On the team’s wider research effort, the panel noted that the points made at the previous assessment had been largely addressed. A detailed set of profiles has been developed which break down the user base. They have been based on the body of existing research and on new research with the various parts of the audience.
The team has identified potential users of assisted digital support and had developed a good understanding of needs, using their findings to develop an assisted digital persona. The team has a good plan to expand their user research during beta and to test their assumptions around likely support required.
The service should continue with their plans for beta; to continue with assisted digital user research, test their hypothesis and start to iterate their service. They should also test the digital service with people who have lower confidence and digital skills.
Put a plan in place for ongoing user research and usability testing to continuously seek feedback from users to improve the service.
The team has a research plan for the next 6 sprints, involving 8 users pers sprint, 4 SMEs and 4 agents. The team hopes to include 3 AD users among the 8, although the team was concerned that they might struggle to find participants. Six of the 17 contact centre-acquired AD users are also available for future research (although they are likely to skew the sample towards the “call-center only” solution for AD).

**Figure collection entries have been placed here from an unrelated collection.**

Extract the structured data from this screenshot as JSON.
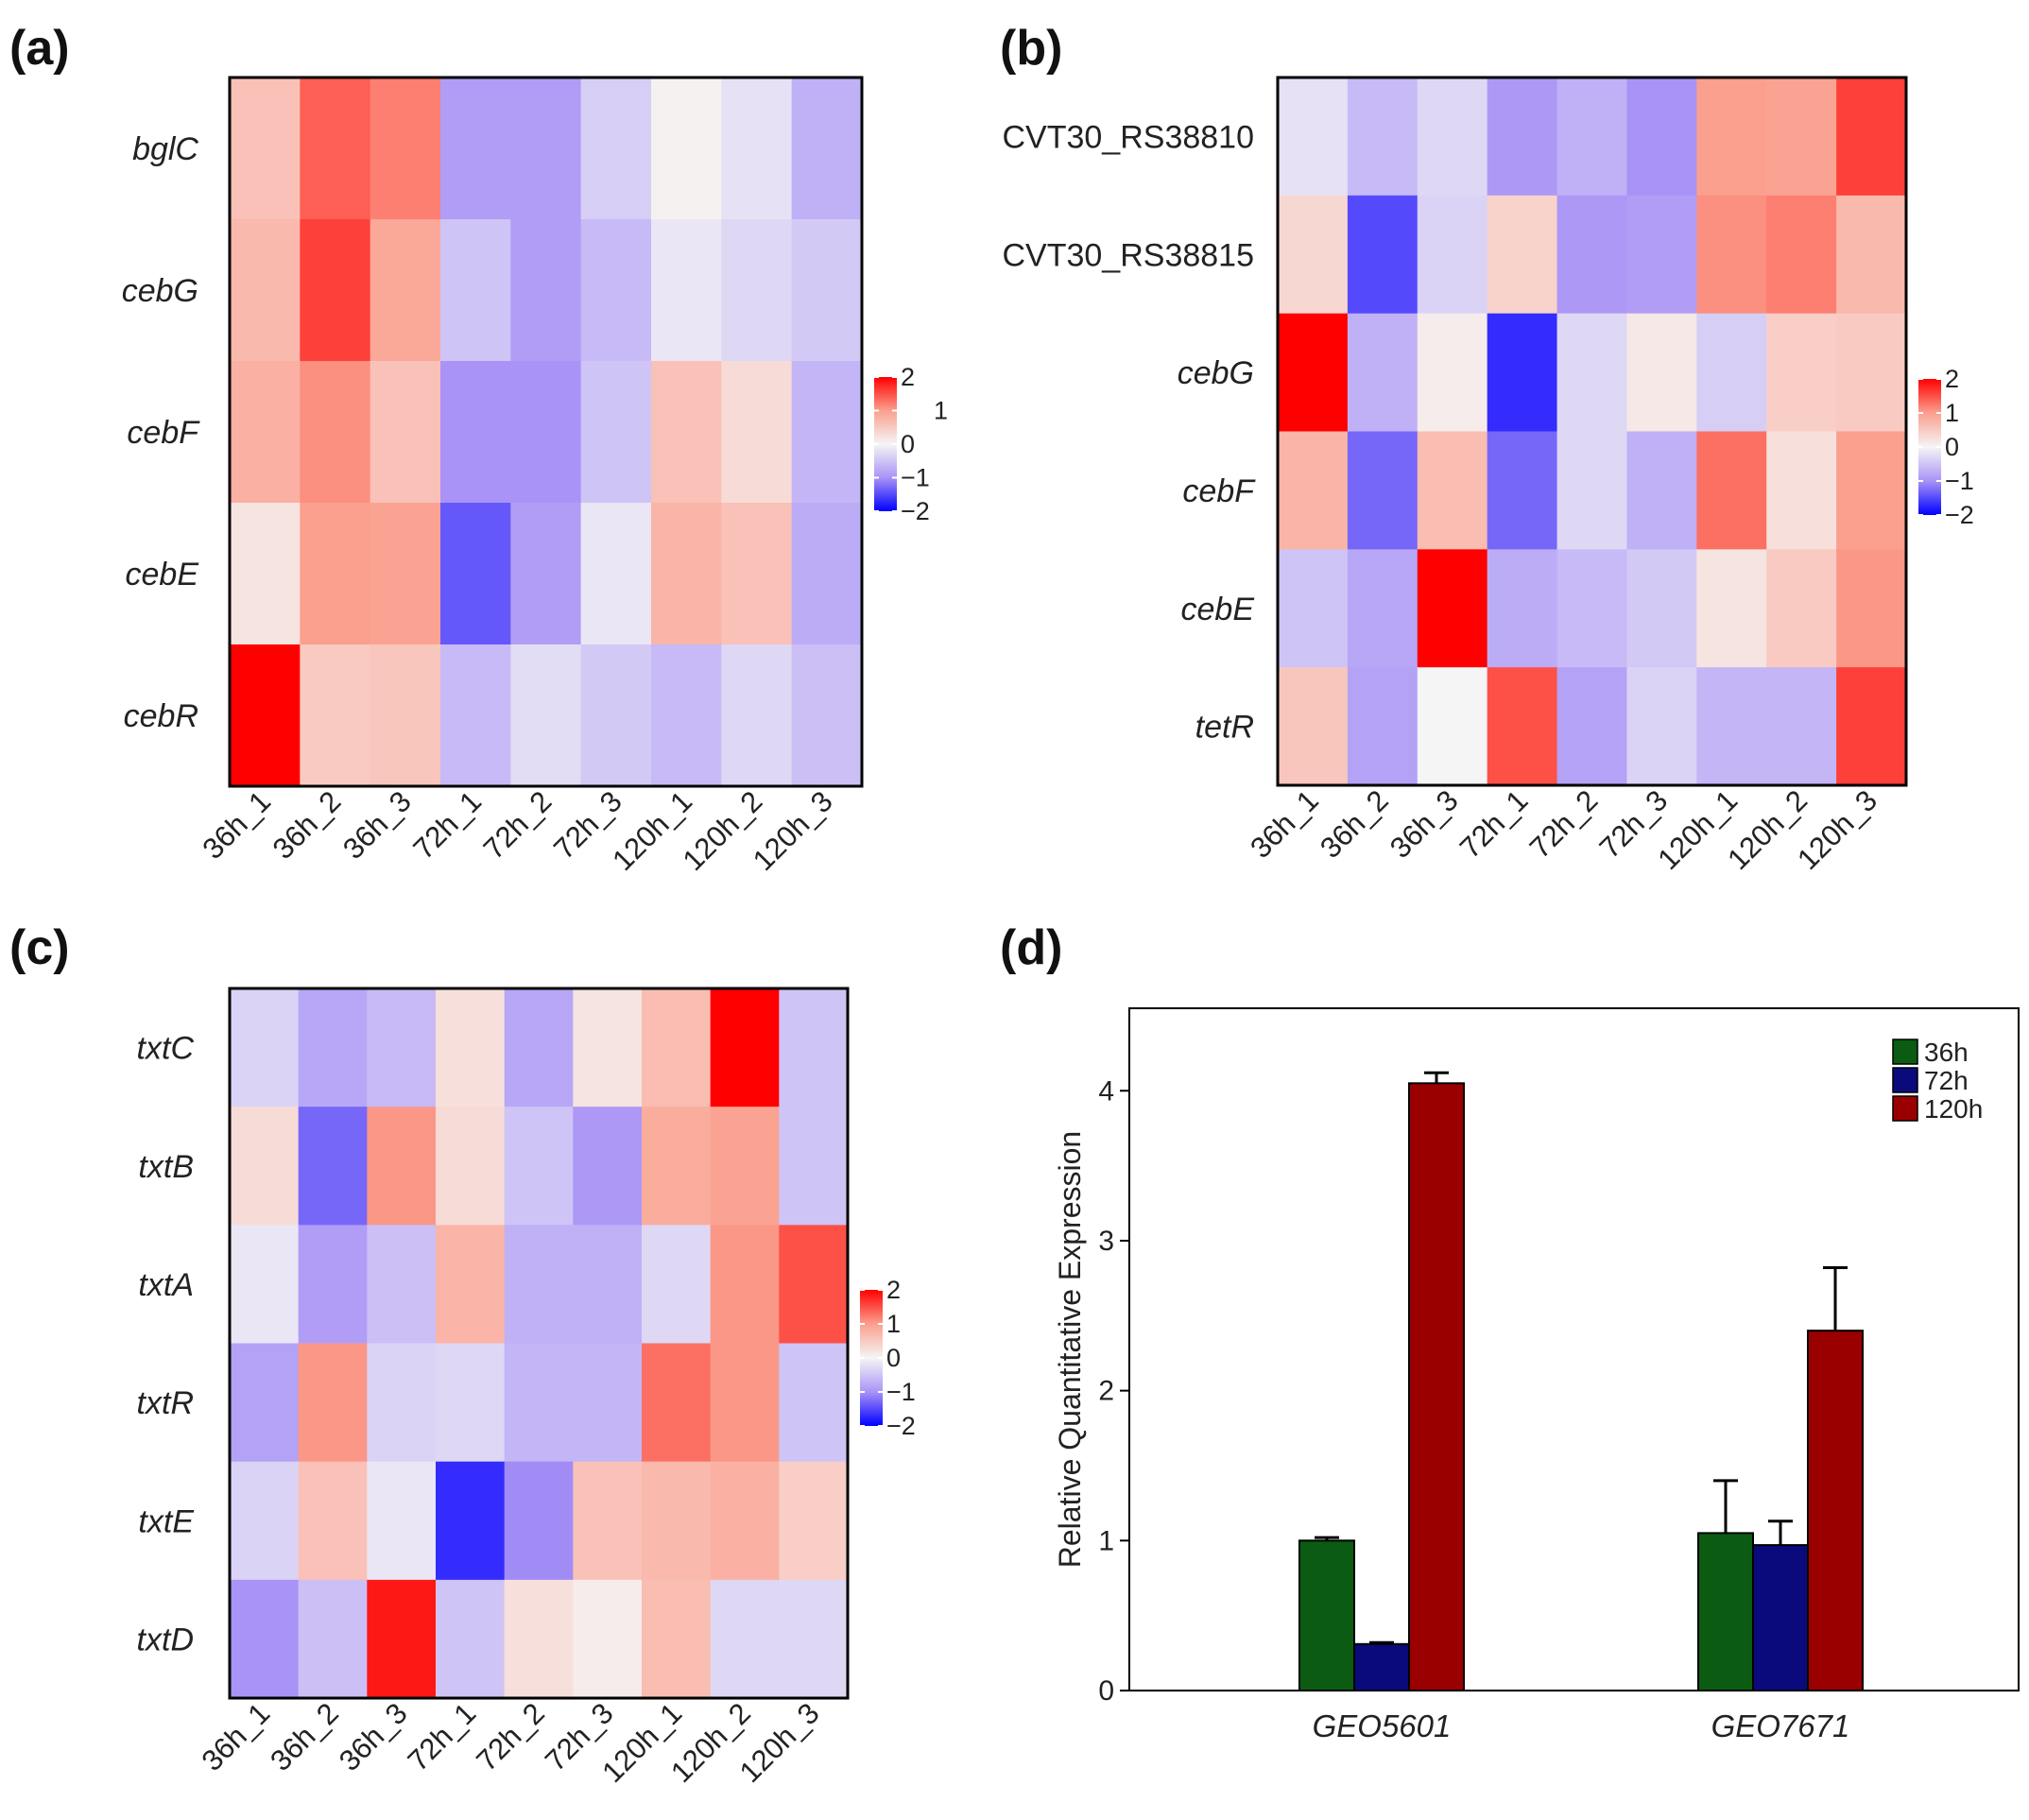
{
  "chart_data": [
    {
      "type": "heatmap",
      "panel": "(a)",
      "rows": [
        "bglC",
        "cebG",
        "cebF",
        "cebE",
        "cebR"
      ],
      "row_italic": [
        true,
        true,
        true,
        true,
        true
      ],
      "columns": [
        "36h_1",
        "36h_2",
        "36h_3",
        "72h_1",
        "72h_2",
        "72h_3",
        "120h_1",
        "120h_2",
        "120h_3"
      ],
      "values": [
        [
          0.6,
          1.4,
          1.2,
          -0.9,
          -0.9,
          -0.4,
          0.05,
          -0.2,
          -0.7
        ],
        [
          0.7,
          1.6,
          0.9,
          -0.5,
          -0.9,
          -0.6,
          -0.15,
          -0.3,
          -0.45
        ],
        [
          0.8,
          1.1,
          0.6,
          -1.0,
          -1.0,
          -0.5,
          0.6,
          0.3,
          -0.65
        ],
        [
          0.2,
          1.0,
          0.95,
          -1.4,
          -0.9,
          -0.15,
          0.75,
          0.6,
          -0.75
        ],
        [
          2.0,
          0.5,
          0.55,
          -0.6,
          -0.25,
          -0.45,
          -0.6,
          -0.3,
          -0.55
        ]
      ],
      "legend": {
        "ticks": [
          "2",
          "1",
          "0",
          "−1",
          "−2"
        ],
        "range": [
          -2,
          2
        ]
      }
    },
    {
      "type": "heatmap",
      "panel": "(b)",
      "rows": [
        "CVT30_RS38810",
        "CVT30_RS38815",
        "cebG",
        "cebF",
        "cebE",
        "tetR"
      ],
      "row_italic": [
        false,
        false,
        true,
        true,
        true,
        true
      ],
      "columns": [
        "36h_1",
        "36h_2",
        "36h_3",
        "72h_1",
        "72h_2",
        "72h_3",
        "120h_1",
        "120h_2",
        "120h_3"
      ],
      "values": [
        [
          -0.2,
          -0.6,
          -0.3,
          -0.95,
          -0.7,
          -1.0,
          1.0,
          0.95,
          1.6
        ],
        [
          0.35,
          -1.5,
          -0.35,
          0.4,
          -0.95,
          -0.9,
          1.1,
          1.2,
          0.7
        ],
        [
          2.0,
          -0.7,
          0.1,
          -1.7,
          -0.3,
          0.15,
          -0.4,
          0.45,
          0.5
        ],
        [
          0.75,
          -1.3,
          0.65,
          -1.3,
          -0.3,
          -0.7,
          1.3,
          0.25,
          1.0
        ],
        [
          -0.5,
          -0.8,
          2.0,
          -0.75,
          -0.6,
          -0.45,
          0.2,
          0.5,
          1.05
        ],
        [
          0.55,
          -0.85,
          0.0,
          1.5,
          -0.85,
          -0.35,
          -0.65,
          -0.65,
          1.6
        ]
      ],
      "legend": {
        "ticks": [
          "2",
          "1",
          "0",
          "−1",
          "−2"
        ],
        "range": [
          -2,
          2
        ]
      }
    },
    {
      "type": "heatmap",
      "panel": "(c)",
      "rows": [
        "txtC",
        "txtB",
        "txtA",
        "txtR",
        "txtE",
        "txtD"
      ],
      "row_italic": [
        true,
        true,
        true,
        true,
        true,
        true
      ],
      "columns": [
        "36h_1",
        "36h_2",
        "36h_3",
        "72h_1",
        "72h_2",
        "72h_3",
        "120h_1",
        "120h_2",
        "120h_3"
      ],
      "values": [
        [
          -0.35,
          -0.8,
          -0.6,
          0.25,
          -0.8,
          0.2,
          0.65,
          2.0,
          -0.5
        ],
        [
          0.3,
          -1.3,
          1.05,
          0.3,
          -0.5,
          -0.95,
          0.85,
          0.95,
          -0.5
        ],
        [
          -0.15,
          -0.9,
          -0.55,
          0.75,
          -0.7,
          -0.7,
          -0.3,
          1.05,
          1.5
        ],
        [
          -0.85,
          1.05,
          -0.35,
          -0.3,
          -0.65,
          -0.65,
          1.3,
          1.05,
          -0.5
        ],
        [
          -0.35,
          0.6,
          -0.15,
          -1.7,
          -1.05,
          0.6,
          0.7,
          0.8,
          0.45
        ],
        [
          -1.0,
          -0.55,
          1.85,
          -0.5,
          0.25,
          0.1,
          0.65,
          -0.3,
          -0.3
        ]
      ],
      "legend": {
        "ticks": [
          "2",
          "1",
          "0",
          "−1",
          "−2"
        ],
        "range": [
          -2,
          2
        ]
      }
    },
    {
      "type": "bar",
      "panel": "(d)",
      "categories": [
        "GEO5601",
        "GEO7671"
      ],
      "series": [
        {
          "name": "36h",
          "values": [
            1.0,
            1.05
          ],
          "errors": [
            0.02,
            0.35
          ],
          "color": "#0b5c12"
        },
        {
          "name": "72h",
          "values": [
            0.31,
            0.97
          ],
          "errors": [
            0.01,
            0.16
          ],
          "color": "#0a0a7d"
        },
        {
          "name": "120h",
          "values": [
            4.05,
            2.4
          ],
          "errors": [
            0.07,
            0.42
          ],
          "color": "#9a0000"
        }
      ],
      "ylabel": "Relative Quantitative Expression",
      "xlabel": "",
      "ylim": [
        0,
        4.55
      ],
      "yticks": [
        0,
        1,
        2,
        3,
        4
      ],
      "legend_position": "top-right"
    }
  ]
}
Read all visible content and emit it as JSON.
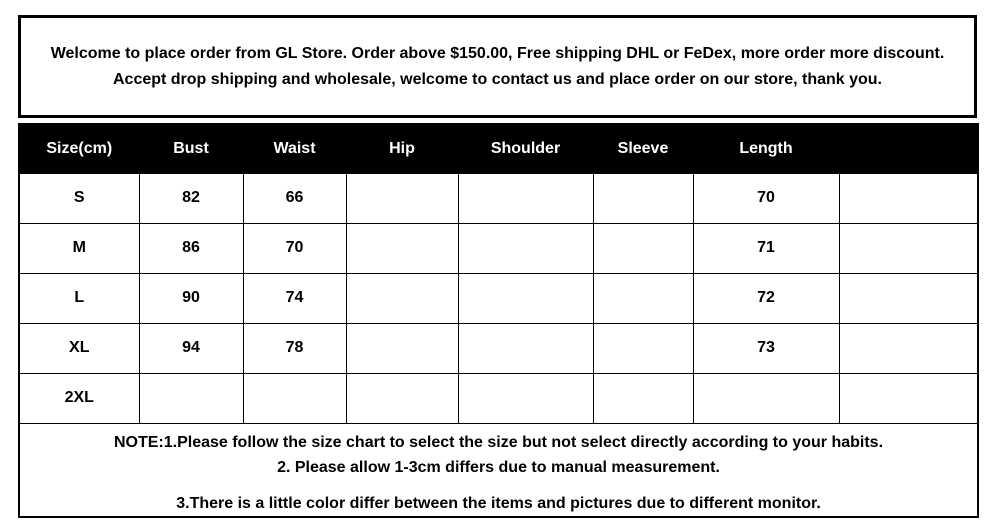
{
  "banner": {
    "text": "Welcome to place order from GL Store. Order above $150.00, Free shipping DHL or FeDex, more order more discount. Accept drop shipping and wholesale, welcome to contact us and place order on our store, thank you."
  },
  "chart_data": {
    "type": "table",
    "title": "Garment size chart (cm)",
    "columns": [
      "Size(cm)",
      "Bust",
      "Waist",
      "Hip",
      "Shoulder",
      "Sleeve",
      "Length",
      ""
    ],
    "rows": [
      [
        "S",
        "82",
        "66",
        "",
        "",
        "",
        "70",
        ""
      ],
      [
        "M",
        "86",
        "70",
        "",
        "",
        "",
        "71",
        ""
      ],
      [
        "L",
        "90",
        "74",
        "",
        "",
        "",
        "72",
        ""
      ],
      [
        "XL",
        "94",
        "78",
        "",
        "",
        "",
        "73",
        ""
      ],
      [
        "2XL",
        "",
        "",
        "",
        "",
        "",
        "",
        ""
      ]
    ]
  },
  "notes": {
    "line1": "NOTE:1.Please follow the size chart to select the size but not select directly according to your habits.",
    "line2": "2. Please allow 1-3cm differs due to manual measurement.",
    "line3": "3.There is a little color differ between the items and pictures due to different monitor."
  },
  "colors": {
    "background": "#ffffff",
    "border": "#000000",
    "header_bg": "#000000",
    "header_text": "#ffffff",
    "text": "#000000"
  }
}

Overall, the plan seemed viable and comprehensive and contained a strong element of research conducted in the user’s environment which is a commendable strength. However the panel was somewhat concerned that the AD element in the sample seemed to be viewed a nice-to-have rather than essential. And the lack of any lab-based research means that the beneficial effect of this on team understanding will be missing from forthcoming work (streamed research is a less effective alternative).
Put in place a sustainable multidisciplinary team that can design, build and operate the service, led by a suitably skilled and senior service manager with decision-making responsibility.
The team is working in an agile way, and most disciplines are well represented. The panel was pleased to see that the number of dedicated user researchers has increased. The front-end developer is still acting as a designer instead of this being a separate role, but the panel was pleased to see that the team have been working with a senior designer at HMRC to validate design decisions. The team has also begun to observe (remotely) user research sessions and are shortly to run some lab-based sessions that the team will be able to observe.
Create a service that is simple and intuitive enough that users succeed first time.
The team has tested the service with AD users and found that they were able to complete it, though not without some difficulty. The interaction design of the service is good and the appropriate design patterns have been used. To ensure that the quality of the design is maintained the team should continue to consult regularly with a designer.
Recommendations - 16 February 2016
The team must continue to test the current hypothesis (that face-to-face support is unnecessary) by regular ongoing recruitment of users with AD needs so that a larger body of solid evidence can be demonstrated on this point at the next assessment. The team may wish to consider a research sample of 30-40 as an adequate level of recruitment through this route.
The team should ensure that AD users are an integral part of the research sample in each sprint.
Ensure that some rounds of prototype research are conducted in a lab with observation facilities, so that the whole team can observe effectively and without distraction.
The team should continue to work with the HMRC design resource. Ensure the team are regularly observing user research and continue to work with the HMRC designer.
Continue the work to ensure the service includes support routes that address the needs of users who will not be able to complete the service independently.